September 19, 2016
Around America to Win the Vote by Mara Rockliff, illustrated by Hadley Hooper
When Alice Burke and Nell Richardson set off to drive around America, they were doing it to draw attention to a cause. They wanted women to have the vote.
No one had driven 10,000 miles before — no man and no woman either. They hoped that by doing what no one had done before that they would show people that women could do more than anyone believed possible.
They set off on April 6, 1916 from New York City. They drove a runabout, a small car built by the Saxon Motor Car Company. Cars were quite popular but they weren’t used for long distance travel. You still have to buy gasoline at country stores or farms. The roads had yet to be mapped so the pair had to rely on instructions published in the “Blue Book.” Unfortunately, these instructions might no longer be accurate if a barn had been painted a new color.

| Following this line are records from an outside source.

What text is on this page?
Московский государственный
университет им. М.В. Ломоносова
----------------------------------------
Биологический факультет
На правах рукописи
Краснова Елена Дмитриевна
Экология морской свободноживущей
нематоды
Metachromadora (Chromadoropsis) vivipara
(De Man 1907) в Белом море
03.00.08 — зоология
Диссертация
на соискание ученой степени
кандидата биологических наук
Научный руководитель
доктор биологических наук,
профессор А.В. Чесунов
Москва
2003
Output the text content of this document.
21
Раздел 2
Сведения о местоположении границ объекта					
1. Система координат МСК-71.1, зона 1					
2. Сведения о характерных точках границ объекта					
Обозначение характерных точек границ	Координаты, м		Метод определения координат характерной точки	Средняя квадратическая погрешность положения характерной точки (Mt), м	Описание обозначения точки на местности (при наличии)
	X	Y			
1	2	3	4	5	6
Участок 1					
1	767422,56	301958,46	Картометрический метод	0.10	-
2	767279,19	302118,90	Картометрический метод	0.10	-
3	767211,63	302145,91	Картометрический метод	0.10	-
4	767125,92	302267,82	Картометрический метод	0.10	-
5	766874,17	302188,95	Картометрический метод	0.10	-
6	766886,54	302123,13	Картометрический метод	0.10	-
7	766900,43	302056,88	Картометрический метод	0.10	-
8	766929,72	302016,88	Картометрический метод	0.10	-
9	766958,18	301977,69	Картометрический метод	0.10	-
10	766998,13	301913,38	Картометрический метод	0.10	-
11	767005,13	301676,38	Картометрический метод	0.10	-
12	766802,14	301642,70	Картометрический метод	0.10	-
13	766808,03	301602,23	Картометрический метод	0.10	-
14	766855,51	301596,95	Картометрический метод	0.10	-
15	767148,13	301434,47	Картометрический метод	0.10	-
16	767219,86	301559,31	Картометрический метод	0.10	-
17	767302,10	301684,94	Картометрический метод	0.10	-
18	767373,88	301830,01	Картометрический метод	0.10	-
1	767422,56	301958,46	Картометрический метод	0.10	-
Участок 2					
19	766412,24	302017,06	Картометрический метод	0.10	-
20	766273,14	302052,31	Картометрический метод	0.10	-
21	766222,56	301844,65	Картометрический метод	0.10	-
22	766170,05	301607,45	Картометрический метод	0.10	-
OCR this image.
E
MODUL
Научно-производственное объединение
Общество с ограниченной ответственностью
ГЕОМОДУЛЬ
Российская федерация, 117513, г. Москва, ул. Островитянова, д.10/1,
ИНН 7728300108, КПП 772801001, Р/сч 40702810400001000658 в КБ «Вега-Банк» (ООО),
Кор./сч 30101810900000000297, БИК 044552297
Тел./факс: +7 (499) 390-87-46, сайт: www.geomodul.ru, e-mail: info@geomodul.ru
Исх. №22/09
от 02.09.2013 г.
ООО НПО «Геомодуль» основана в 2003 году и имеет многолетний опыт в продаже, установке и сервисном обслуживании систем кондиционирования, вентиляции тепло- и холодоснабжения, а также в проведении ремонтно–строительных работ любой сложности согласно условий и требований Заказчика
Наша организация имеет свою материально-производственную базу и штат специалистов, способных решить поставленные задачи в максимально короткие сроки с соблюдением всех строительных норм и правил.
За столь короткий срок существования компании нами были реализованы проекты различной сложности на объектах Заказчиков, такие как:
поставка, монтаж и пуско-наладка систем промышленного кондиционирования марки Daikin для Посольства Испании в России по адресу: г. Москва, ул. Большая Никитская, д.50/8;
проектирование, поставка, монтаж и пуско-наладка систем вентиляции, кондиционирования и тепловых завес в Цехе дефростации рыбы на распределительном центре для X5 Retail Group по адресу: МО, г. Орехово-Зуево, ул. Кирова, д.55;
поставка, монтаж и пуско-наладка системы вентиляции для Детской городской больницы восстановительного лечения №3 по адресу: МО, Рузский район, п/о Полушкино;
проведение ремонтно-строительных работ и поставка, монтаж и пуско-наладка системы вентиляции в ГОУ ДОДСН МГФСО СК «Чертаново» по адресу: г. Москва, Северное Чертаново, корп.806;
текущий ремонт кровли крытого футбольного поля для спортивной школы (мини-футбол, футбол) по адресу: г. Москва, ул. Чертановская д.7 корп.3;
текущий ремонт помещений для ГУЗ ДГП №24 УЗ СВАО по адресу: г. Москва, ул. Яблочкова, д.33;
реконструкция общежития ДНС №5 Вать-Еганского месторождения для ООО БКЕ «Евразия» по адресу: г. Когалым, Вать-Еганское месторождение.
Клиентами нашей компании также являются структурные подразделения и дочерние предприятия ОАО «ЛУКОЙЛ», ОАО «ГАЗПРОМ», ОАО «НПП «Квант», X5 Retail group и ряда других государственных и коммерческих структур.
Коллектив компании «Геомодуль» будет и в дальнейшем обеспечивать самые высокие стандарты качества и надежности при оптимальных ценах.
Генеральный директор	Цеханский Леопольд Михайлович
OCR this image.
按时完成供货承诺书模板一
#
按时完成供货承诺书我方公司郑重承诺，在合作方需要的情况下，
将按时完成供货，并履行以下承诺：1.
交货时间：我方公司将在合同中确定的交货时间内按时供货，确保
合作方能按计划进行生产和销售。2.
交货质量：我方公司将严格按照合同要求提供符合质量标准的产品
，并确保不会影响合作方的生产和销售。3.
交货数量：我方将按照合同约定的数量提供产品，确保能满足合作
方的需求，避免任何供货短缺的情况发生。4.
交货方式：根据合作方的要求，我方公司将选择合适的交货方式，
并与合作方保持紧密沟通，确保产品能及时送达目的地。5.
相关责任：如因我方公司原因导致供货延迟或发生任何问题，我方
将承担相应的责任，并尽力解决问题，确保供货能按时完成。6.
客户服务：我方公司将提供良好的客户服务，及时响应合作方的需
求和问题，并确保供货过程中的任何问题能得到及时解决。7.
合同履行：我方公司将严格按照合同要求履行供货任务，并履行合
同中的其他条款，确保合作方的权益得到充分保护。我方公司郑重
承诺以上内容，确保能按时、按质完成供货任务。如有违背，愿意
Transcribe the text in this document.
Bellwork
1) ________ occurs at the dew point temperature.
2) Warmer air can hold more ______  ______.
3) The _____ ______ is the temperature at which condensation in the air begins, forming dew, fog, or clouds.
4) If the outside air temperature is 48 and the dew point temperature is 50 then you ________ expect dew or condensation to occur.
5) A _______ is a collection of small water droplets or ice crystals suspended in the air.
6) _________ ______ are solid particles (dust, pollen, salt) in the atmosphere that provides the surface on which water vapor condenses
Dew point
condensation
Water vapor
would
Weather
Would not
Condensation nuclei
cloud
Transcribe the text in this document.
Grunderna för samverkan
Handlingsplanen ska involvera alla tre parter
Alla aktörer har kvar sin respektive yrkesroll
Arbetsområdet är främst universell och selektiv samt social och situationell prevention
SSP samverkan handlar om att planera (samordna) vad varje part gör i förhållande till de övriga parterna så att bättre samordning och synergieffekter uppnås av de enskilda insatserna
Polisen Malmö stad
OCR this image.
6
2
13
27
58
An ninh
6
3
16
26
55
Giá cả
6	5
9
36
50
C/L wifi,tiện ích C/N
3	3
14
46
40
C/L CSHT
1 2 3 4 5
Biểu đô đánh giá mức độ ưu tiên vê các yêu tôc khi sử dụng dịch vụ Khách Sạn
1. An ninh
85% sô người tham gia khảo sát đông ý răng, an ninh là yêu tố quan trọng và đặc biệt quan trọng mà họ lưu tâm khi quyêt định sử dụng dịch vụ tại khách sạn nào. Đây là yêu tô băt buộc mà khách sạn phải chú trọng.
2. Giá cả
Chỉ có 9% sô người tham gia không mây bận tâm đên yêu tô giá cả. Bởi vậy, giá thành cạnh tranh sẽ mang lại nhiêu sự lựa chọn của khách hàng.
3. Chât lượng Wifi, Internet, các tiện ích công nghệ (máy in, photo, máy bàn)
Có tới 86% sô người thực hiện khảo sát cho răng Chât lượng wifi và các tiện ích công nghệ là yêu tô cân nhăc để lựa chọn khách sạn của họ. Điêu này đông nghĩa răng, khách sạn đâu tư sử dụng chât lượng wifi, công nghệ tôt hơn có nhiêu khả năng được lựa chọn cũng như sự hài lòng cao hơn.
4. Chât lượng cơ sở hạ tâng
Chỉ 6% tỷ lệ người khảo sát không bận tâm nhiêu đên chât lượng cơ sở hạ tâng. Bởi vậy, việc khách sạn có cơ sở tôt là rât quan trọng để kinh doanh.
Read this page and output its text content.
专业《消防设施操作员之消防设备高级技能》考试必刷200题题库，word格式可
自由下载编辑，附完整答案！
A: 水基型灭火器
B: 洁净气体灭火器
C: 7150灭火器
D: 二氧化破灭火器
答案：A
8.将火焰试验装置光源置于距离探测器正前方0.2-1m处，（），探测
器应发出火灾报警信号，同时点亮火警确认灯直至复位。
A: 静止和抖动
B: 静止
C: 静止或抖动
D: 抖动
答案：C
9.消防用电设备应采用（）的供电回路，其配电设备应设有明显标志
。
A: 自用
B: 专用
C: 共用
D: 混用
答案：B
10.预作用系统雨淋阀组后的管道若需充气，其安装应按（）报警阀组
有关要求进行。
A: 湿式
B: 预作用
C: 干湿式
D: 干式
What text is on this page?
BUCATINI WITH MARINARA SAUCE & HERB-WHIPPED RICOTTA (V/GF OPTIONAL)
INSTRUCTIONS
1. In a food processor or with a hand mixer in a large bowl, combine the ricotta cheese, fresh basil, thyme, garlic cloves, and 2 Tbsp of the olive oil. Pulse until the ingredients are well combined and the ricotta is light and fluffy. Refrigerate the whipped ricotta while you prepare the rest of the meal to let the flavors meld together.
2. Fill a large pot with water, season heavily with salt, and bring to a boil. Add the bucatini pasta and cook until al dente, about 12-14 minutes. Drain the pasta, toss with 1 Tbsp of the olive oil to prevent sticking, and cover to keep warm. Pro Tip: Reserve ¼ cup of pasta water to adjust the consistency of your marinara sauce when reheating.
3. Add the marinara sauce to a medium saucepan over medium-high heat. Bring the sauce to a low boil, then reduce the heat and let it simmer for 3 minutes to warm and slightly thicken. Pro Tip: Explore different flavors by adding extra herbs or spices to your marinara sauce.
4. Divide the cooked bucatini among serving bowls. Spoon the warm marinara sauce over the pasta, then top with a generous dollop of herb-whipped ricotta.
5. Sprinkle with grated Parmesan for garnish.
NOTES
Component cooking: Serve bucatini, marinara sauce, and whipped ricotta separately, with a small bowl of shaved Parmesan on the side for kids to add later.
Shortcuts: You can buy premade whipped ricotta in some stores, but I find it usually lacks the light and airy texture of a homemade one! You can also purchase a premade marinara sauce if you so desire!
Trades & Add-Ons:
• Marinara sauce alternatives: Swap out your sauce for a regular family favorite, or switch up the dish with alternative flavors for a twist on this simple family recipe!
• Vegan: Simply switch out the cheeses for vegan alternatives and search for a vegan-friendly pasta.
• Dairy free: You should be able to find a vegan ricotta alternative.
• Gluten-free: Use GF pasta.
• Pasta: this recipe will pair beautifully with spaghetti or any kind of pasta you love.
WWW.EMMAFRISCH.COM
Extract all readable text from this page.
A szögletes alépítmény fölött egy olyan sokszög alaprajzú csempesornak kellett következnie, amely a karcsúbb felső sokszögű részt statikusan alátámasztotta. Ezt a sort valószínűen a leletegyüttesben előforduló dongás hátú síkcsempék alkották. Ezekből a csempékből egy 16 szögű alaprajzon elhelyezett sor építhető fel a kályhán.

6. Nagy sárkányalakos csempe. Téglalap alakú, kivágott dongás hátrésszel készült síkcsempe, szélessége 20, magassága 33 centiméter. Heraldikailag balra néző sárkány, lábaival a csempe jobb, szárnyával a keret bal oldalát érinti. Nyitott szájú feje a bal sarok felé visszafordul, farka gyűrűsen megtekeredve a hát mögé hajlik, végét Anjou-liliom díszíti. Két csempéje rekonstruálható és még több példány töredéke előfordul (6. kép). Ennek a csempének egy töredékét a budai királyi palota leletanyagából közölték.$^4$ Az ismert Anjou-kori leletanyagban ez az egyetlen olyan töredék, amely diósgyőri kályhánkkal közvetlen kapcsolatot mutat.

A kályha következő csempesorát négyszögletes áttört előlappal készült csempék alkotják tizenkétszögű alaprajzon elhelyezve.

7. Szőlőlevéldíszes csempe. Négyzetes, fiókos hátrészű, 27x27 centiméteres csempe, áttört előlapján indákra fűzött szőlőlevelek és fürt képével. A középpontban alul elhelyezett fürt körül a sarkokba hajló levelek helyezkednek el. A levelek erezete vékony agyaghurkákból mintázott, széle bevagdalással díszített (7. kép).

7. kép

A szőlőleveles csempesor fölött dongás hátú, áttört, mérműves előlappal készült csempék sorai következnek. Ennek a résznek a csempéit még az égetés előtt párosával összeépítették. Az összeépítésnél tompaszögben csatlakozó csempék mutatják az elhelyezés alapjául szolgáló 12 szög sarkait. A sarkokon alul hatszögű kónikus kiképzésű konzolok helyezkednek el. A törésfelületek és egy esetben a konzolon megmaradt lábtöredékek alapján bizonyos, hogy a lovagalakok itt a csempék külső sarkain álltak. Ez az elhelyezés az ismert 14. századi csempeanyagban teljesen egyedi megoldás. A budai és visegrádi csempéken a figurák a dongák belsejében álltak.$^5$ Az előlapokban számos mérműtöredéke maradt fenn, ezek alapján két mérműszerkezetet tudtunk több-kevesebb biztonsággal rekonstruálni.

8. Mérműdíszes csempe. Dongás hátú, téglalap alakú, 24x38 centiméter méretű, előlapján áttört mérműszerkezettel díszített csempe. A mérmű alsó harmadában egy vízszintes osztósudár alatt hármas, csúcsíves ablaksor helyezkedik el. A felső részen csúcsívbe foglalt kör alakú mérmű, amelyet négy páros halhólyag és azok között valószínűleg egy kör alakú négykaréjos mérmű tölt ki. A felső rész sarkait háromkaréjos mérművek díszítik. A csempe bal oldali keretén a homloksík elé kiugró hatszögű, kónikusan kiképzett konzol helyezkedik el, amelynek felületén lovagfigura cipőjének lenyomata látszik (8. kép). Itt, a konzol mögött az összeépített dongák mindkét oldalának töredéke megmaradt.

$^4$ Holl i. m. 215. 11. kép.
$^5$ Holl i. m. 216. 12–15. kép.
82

Alice and Nell drove all day, every day, pausing to give speeches and attend events such as parties and picnics. They even won a medal at the World’s Fair in California because they had traveled farther than anyone else to get there.
It wasn’t until 1920 that women across the United States would win the right to vote. Until that happened, women like Alice and Nell worked to draw attention and earn the vote. These women were called Suffragists.
Hadley Hooper’s illustrations started out as drawings and then were recreated using print making techniques. Digital scans of these prints were colored but the images still have an old-time feel appropriate for the story.
Although this picture book wouldn’t hold the interest of preschoolers, early grade schoolers would latch onto the travel aspect. They’ll also spend some time looking for the kitten in every illustration. Expect the book to spark discussions on how the women worked to draw attention and what the young book lovers would do in their place.